At least for what’s been discussed on the timeline for bringing the new engine rules into play, if a third manufacturer joins the series, 2020 would be the target. If it remains at two, it will likely be extended to 2021. Once a hard date is set, manufacturers can be expected to start shifting budgets toward IndyCar’s future engine formula.

“It’s pretty far along, so we have an idea of what it will be,” Miller said. “Obviously, when we start looking at it in more detail once, because we have a good idea of what it’s going to be, our work will gradually shift over to a new engine.”

With horsepower spikes being kept in check, 2017’s performance figures – not to mention the comparative strengths of both brands at various tracks – could carry over to some degree this year. Although wild gains in the dyno cells are on pause, Frye is confident the aerodynamic drag reduction offered by the UAK18 aero kit will act like free power for Chevy and Honda teams.

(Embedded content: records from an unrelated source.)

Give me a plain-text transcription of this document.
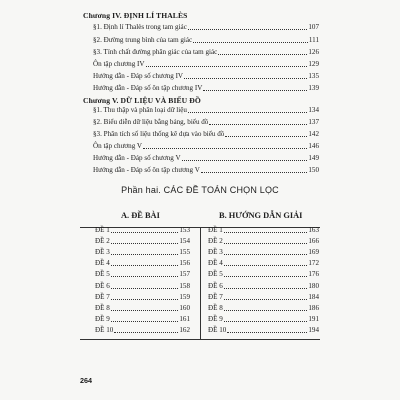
Chương IV. ĐỊNH LÍ THALÈS
§1. Định lí Thalès trong tam giác	107
§2. Đường trung bình của tam giác	111
§3. Tính chất đường phân giác của tam giác	126
Ôn tập chương IV	129
Hướng dẫn - Đáp số chương IV	135
Hướng dẫn - Đáp số ôn tập chương IV	139
Chương V. DỮ LIỆU VÀ BIỂU ĐỒ
§1. Thu thập và phân loại dữ liệu	134
§2. Biểu diễn dữ liệu bằng bảng, biểu đồ	137
§3. Phân tích số liệu thống kê dựa vào biểu đồ	142
Ôn tập chương V	146
Hướng dẫn - Đáp số chương V	149
Hướng dẫn - Đáp số ôn tập chương V	150
Phần hai. CÁC ĐỀ TOÁN CHỌN LỌC
A. ĐỀ BÀI	B. HƯỚNG DẪN GIẢI
ĐỀ 1	153	ĐỀ 1	163
ĐỀ 2	154	ĐỀ 2	166
ĐỀ 3	155	ĐỀ 3	169
ĐỀ 4	156	ĐỀ 4	172
ĐỀ 5	157	ĐỀ 5	176
ĐỀ 6	158	ĐỀ 6	180
ĐỀ 7	159	ĐỀ 7	184
ĐỀ 8	160	ĐỀ 8	186
ĐỀ 9	161	ĐỀ 9	191
ĐỀ 10	162	ĐỀ 10	194
264
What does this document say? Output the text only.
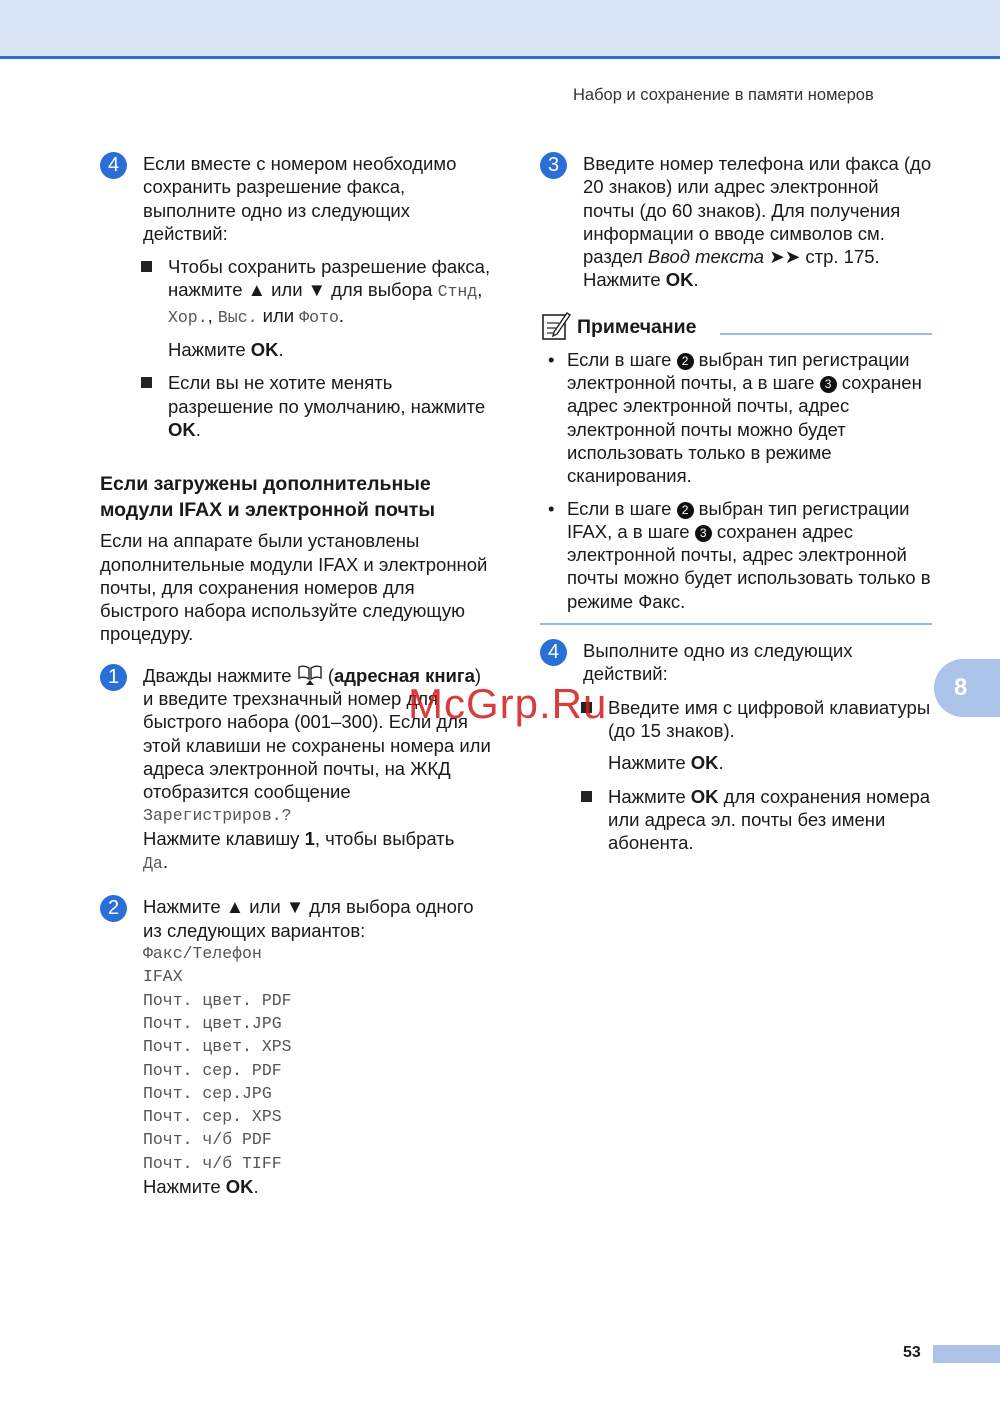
Набор и сохранение в памяти номеров
4	Если вместе с номером необходимо сохранить разрешение факса, выполните одно из следующих действий:

Чтобы сохранить разрешение факса, нажмите ▲ или ▼ для выбора Стнд, Хор., Выс. или Фото.
Нажмите OK.
Если вы не хотите менять разрешение по умолчанию, нажмите OK.
Если загружены дополнительные модули IFAX и электронной почты

Если на аппарате были установлены дополнительные модули IFAX и электронной почты, для сохранения номеров для быстрого набора используйте следующую процедуру.

1	Дважды нажмите  (адресная книга) и введите трехзначный номер для быстрого набора (001–300). Если для этой клавиши не сохранены номера или адреса электронной почты, на ЖКД отобразится сообщение
Зарегистриров.?
Нажмите клавишу 1, чтобы выбрать
Да.
2	Нажмите ▲ или ▼ для выбора одного из следующих вариантов:

Факс/Телефон
IFAX
Почт. цвет. PDF
Почт. цвет.JPG
Почт. цвет. XPS
Почт. сер. PDF
Почт. сер.JPG
Почт. сер. XPS
Почт. ч/б PDF
Почт. ч/б TIFF
Нажмите OK.
3	Введите номер телефона или факса (до 20 знаков) или адрес электронной почты (до 60 знаков). Для получения информации о вводе символов см. раздел Ввод текста ➤➤ стр. 175.
Нажмите OK.
Примечание
• Если в шаге 2 выбран тип регистрации электронной почты, а в шаге 3 сохранен адрес электронной почты, адрес электронной почты можно будет использовать только в режиме сканирования.
• Если в шаге 2 выбран тип регистрации IFAX, а в шаге 3 сохранен адрес электронной почты, адрес электронной почты можно будет использовать только в режиме Факс.
4	Выполните одно из следующих действий:

Введите имя с цифровой клавиатуры (до 15 знаков).
Нажмите OK.
Нажмите OK для сохранения номера или адреса эл. почты без имени абонента.
8
McGrp.Ru
53
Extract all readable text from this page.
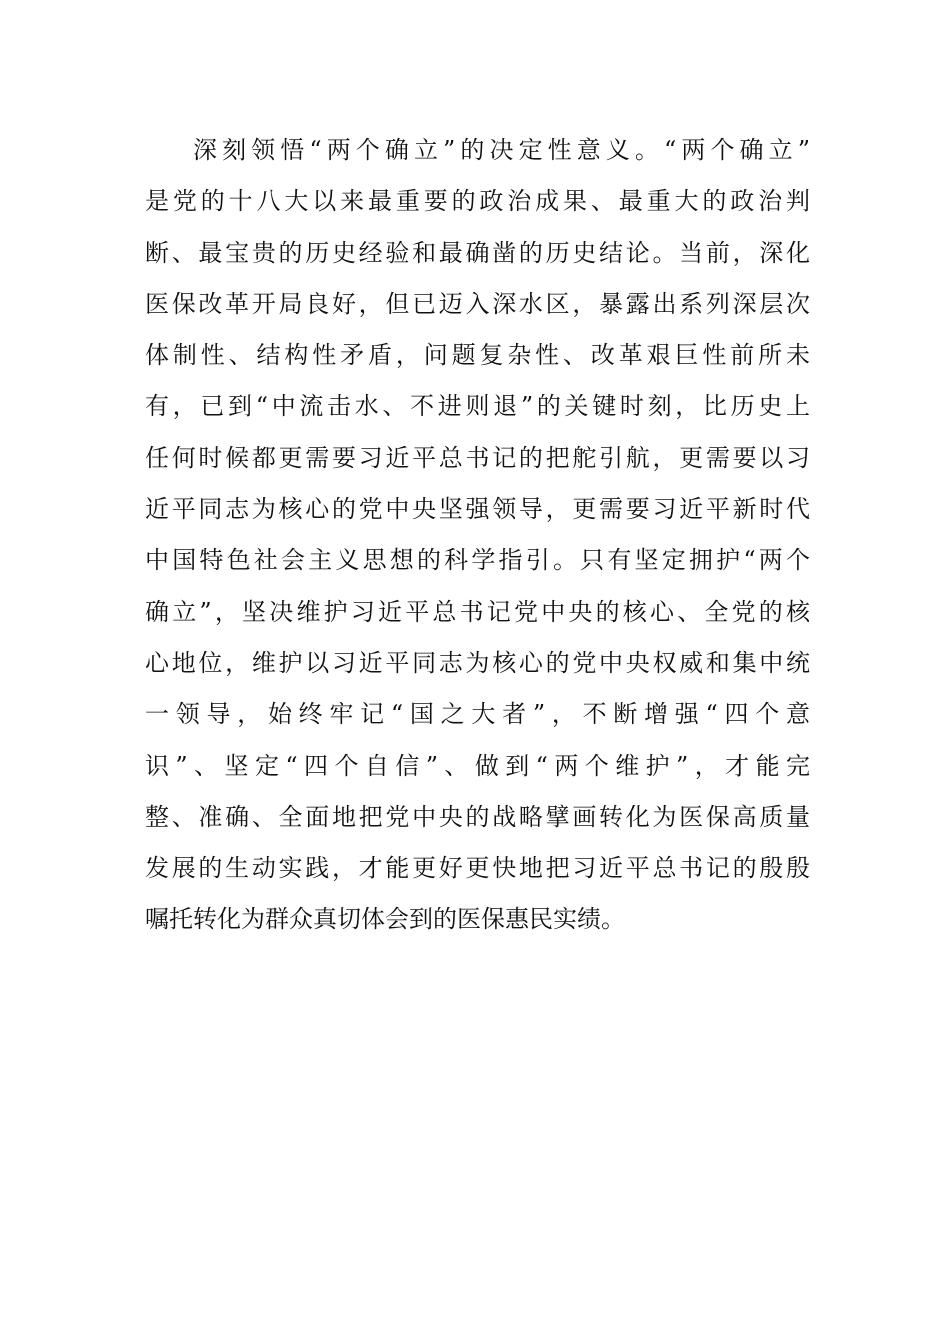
深刻领悟“两个确立”的决定性意义。“两个确立”
是党的十八大以来最重要的政治成果、最重大的政治判
断、最宝贵的历史经验和最确凿的历史结论。当前，深化
医保改革开局良好，但已迈入深水区，暴露出系列深层次
体制性、结构性矛盾，问题复杂性、改革艰巨性前所未
有，已到“中流击水、不进则退”的关键时刻，比历史上
任何时候都更需要习近平总书记的把舵引航，更需要以习
近平同志为核心的党中央坚强领导，更需要习近平新时代
中国特色社会主义思想的科学指引。只有坚定拥护“两个
确立”，坚决维护习近平总书记党中央的核心、全党的核
心地位，维护以习近平同志为核心的党中央权威和集中统
一领导，始终牢记“国之大者”，不断增强“四个意
识”、坚定“四个自信”、做到“两个维护”，才能完
整、准确、全面地把党中央的战略擘画转化为医保高质量
发展的生动实践，才能更好更快地把习近平总书记的殷殷
嘱托转化为群众真切体会到的医保惠民实绩。
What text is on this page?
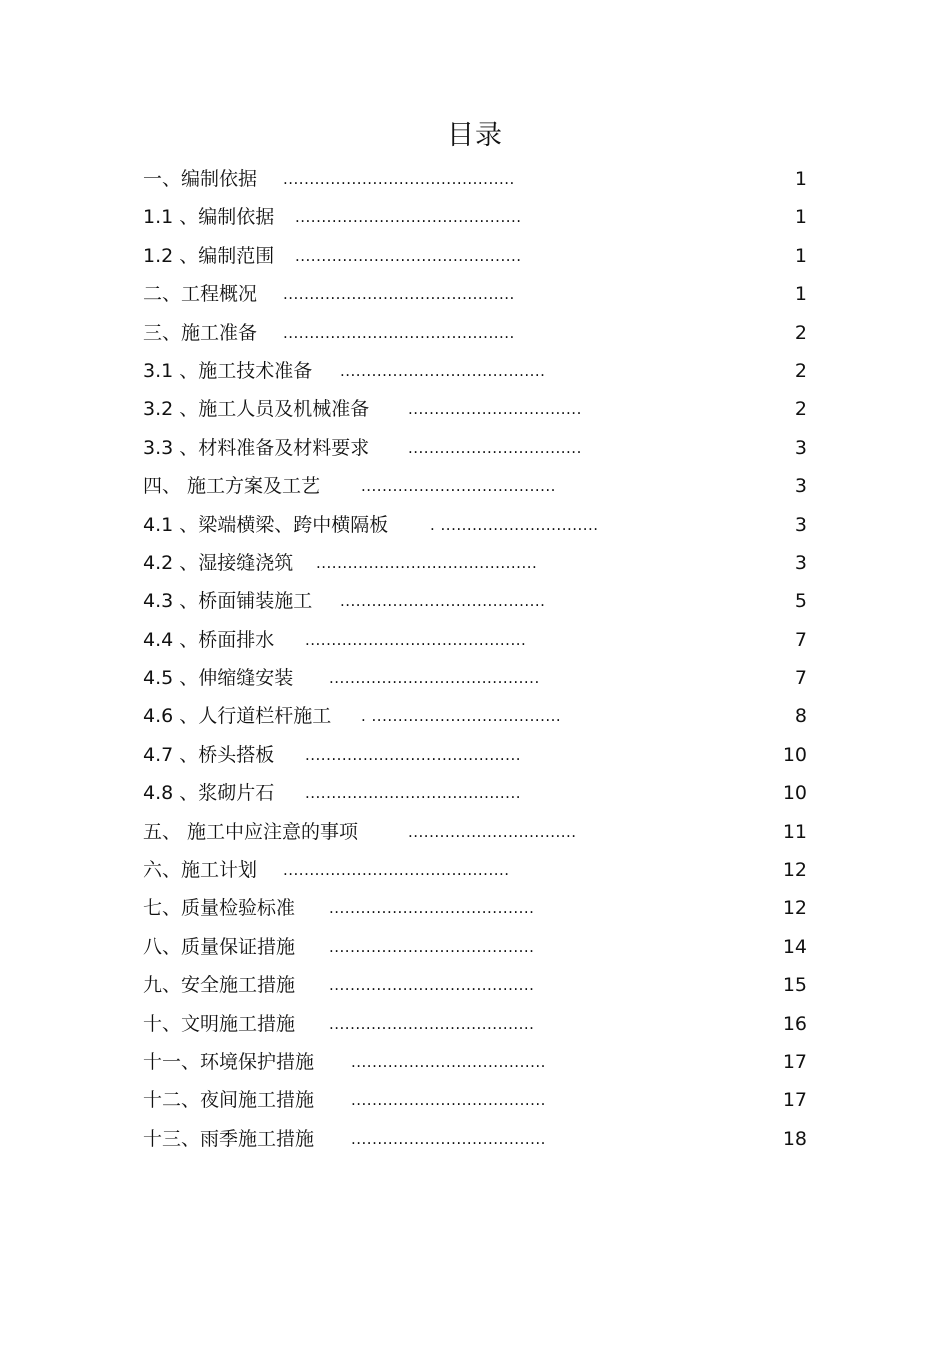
目录
一、编制依据 ............................................	1
1.1 、编制依据 ...........................................	1
1.2 、编制范围 ...........................................	1
二、工程概况 ............................................	1
三、施工准备 ............................................	2
3.1 、施工技术准备 .......................................	2
3.2 、施工人员及机械准备	.................................	2
3.3 、材料准备及材料要求	.................................	3
四、 施工方案及工艺	.....................................	3
4.1 、梁端横梁、跨中横隔板	. ..............................	3
4.2 、湿接缝浇筑 ..........................................	3
4.3 、桥面铺装施工 .......................................	5
4.4 、桥面排水 ..........................................	7
4.5 、伸缩缝安装 ........................................	7
4.6 、人行道栏杆施工 . ....................................	8
4.7 、桥头搭板 .........................................	10
4.8 、浆砌片石 .........................................	10
五、 施工中应注意的事项	................................	11
六、施工计划 ...........................................	12
七、质量检验标准 .......................................	12
八、质量保证措施 .......................................	14
九、安全施工措施 .......................................	15
十、文明施工措施 .......................................	16
十一、环境保护措施 .....................................	17
十二、夜间施工措施 .....................................	17
十三、雨季施工措施 .....................................	18
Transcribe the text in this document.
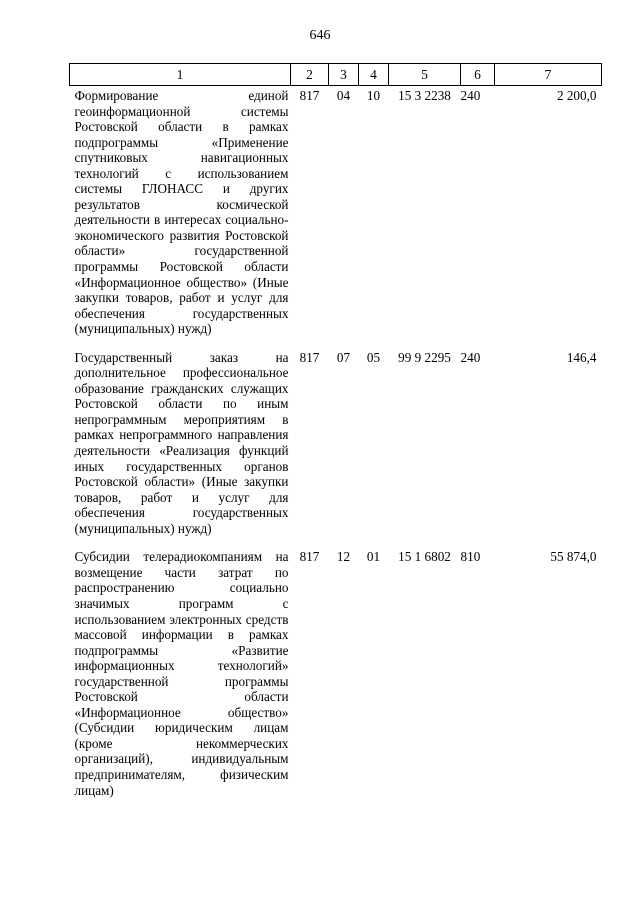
646
1	2	3	4	5	6	7
Формирование единой геоинформационной системы Ростовской области в рамках подпрограммы «Применение спутниковых навигационных технологий с использованием системы ГЛОНАСС и других результатов космической деятельности в интересах социально-экономического развития Ростовской области» государственной программы Ростовской области «Информационное общество» (Иные закупки товаров, работ и услуг для обеспечения государственных (муниципальных) нужд)	817	04	10	15 3 2238	240	2 200,0
Государственный заказ на дополнительное профессиональное образование гражданских служащих Ростовской области по иным непрограммным мероприятиям в рамках непрограммного направления деятельности «Реализация функций иных государственных органов Ростовской области» (Иные закупки товаров, работ и услуг для обеспечения государственных (муниципальных) нужд)	817	07	05	99 9 2295	240	146,4
Субсидии телерадиокомпаниям на возмещение части затрат по распространению социально значимых программ с использованием электронных средств массовой информации в рамках подпрограммы «Развитие информационных технологий» государственной программы Ростовской области «Информационное общество» (Субсидии юридическим лицам (кроме некоммерческих организаций), индивидуальным предпринимателям, физическим лицам)	817	12	01	15 1 6802	810	55 874,0
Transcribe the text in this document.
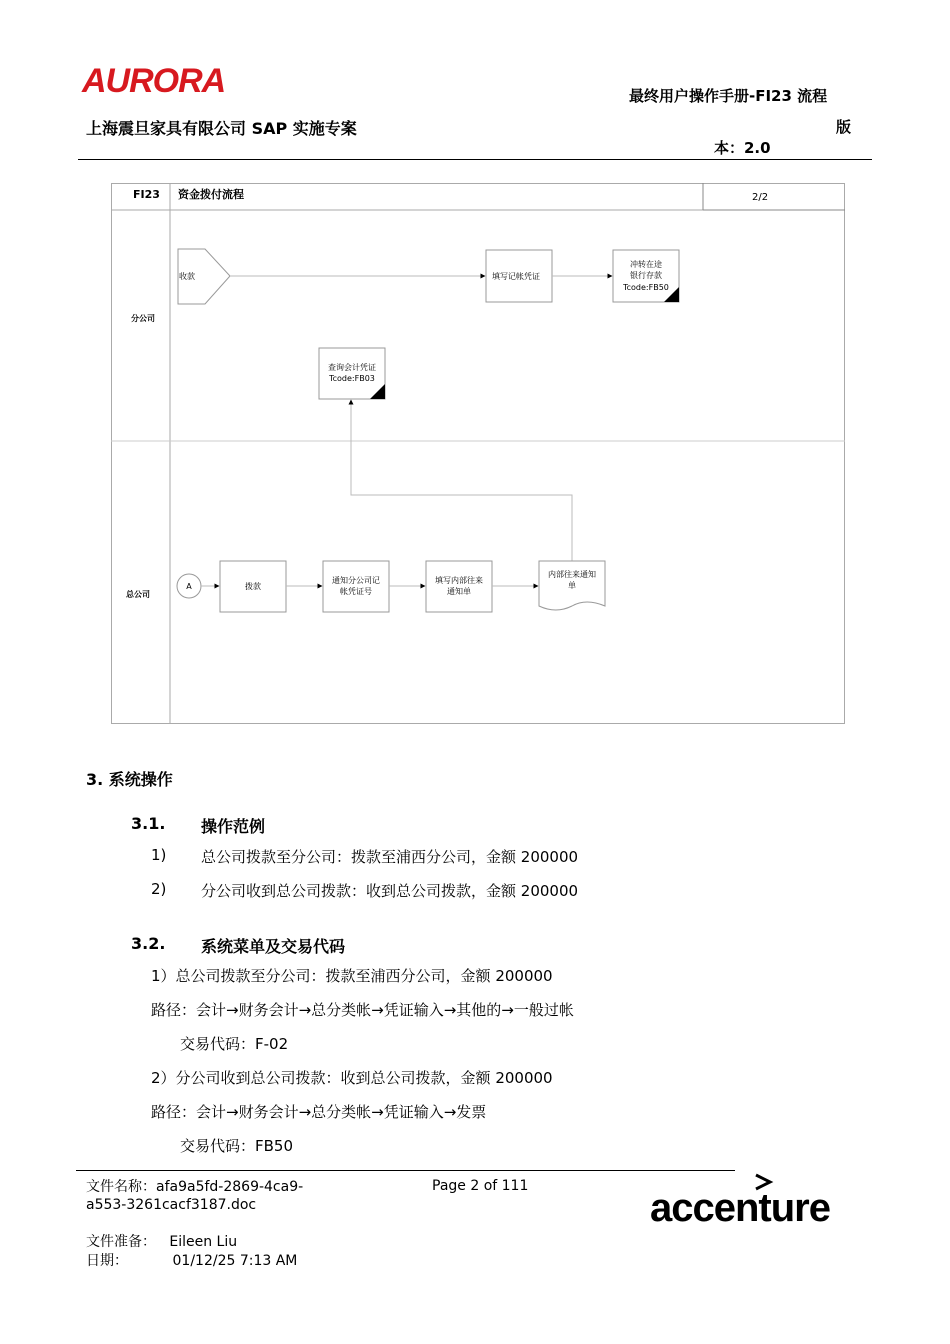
AURORA
上海震旦家具有限公司 SAP 实施专案
最终用户操作手册-FI23 流程
版
本：2.0
FI23 资金拨付流程	2/2
分公司
总公司
收款	填写记帐凭证
冲转在途
银行存款
Tcode:FB50
查询会计凭证
Tcode:FB03
A	拨款
通知分公司记
帐凭证号
填写内部往来
通知单
内部往来通知
单
3. 系统操作
3.1. 操作范例
1) 总公司拨款至分公司：拨款至浦西分公司，金额 200000
2) 分公司收到总公司拨款：收到总公司拨款，金额 200000
3.2. 系统菜单及交易代码
1）总公司拨款至分公司：拨款至浦西分公司，金额 200000
路径：会计→财务会计→总分类帐→凭证输入→其他的→一般过帐
交易代码：F-02
2）分公司收到总公司拨款：收到总公司拨款，金额 200000
路径：会计→财务会计→总分类帐→凭证输入→发票
交易代码：FB50
文件名称：afa9a5fd-2869-4ca9-
a553-3261cacf3187.doc
Page 2 of 111
文件准备：   Eileen Liu
日期：          01/12/25 7:13 AM
accenture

“Really, the biggest thing going into this year is the new car, and if you listen to all the drivers’ comments that we’ve got back so far, it’s that the car feels like it’s got 100 more horsepower,” he said. “The car accelerates better, the car – the lap times have been fast, and part of that is obviously because the car has less drag.”

News of the next engine rules could be forthcoming in the weeks ahead, and one mutual agreement – and one slogan – has emerged.

“We hope to have some sort of news on this early in the year,” Frye said. “And we are in agreement that the power piece is what’s next in the equation. Everybody wants more power, so that’s what we’re working on giving our fans with this plan. ‘Fast and loud,’ brother, that’s the thing we’re going for.”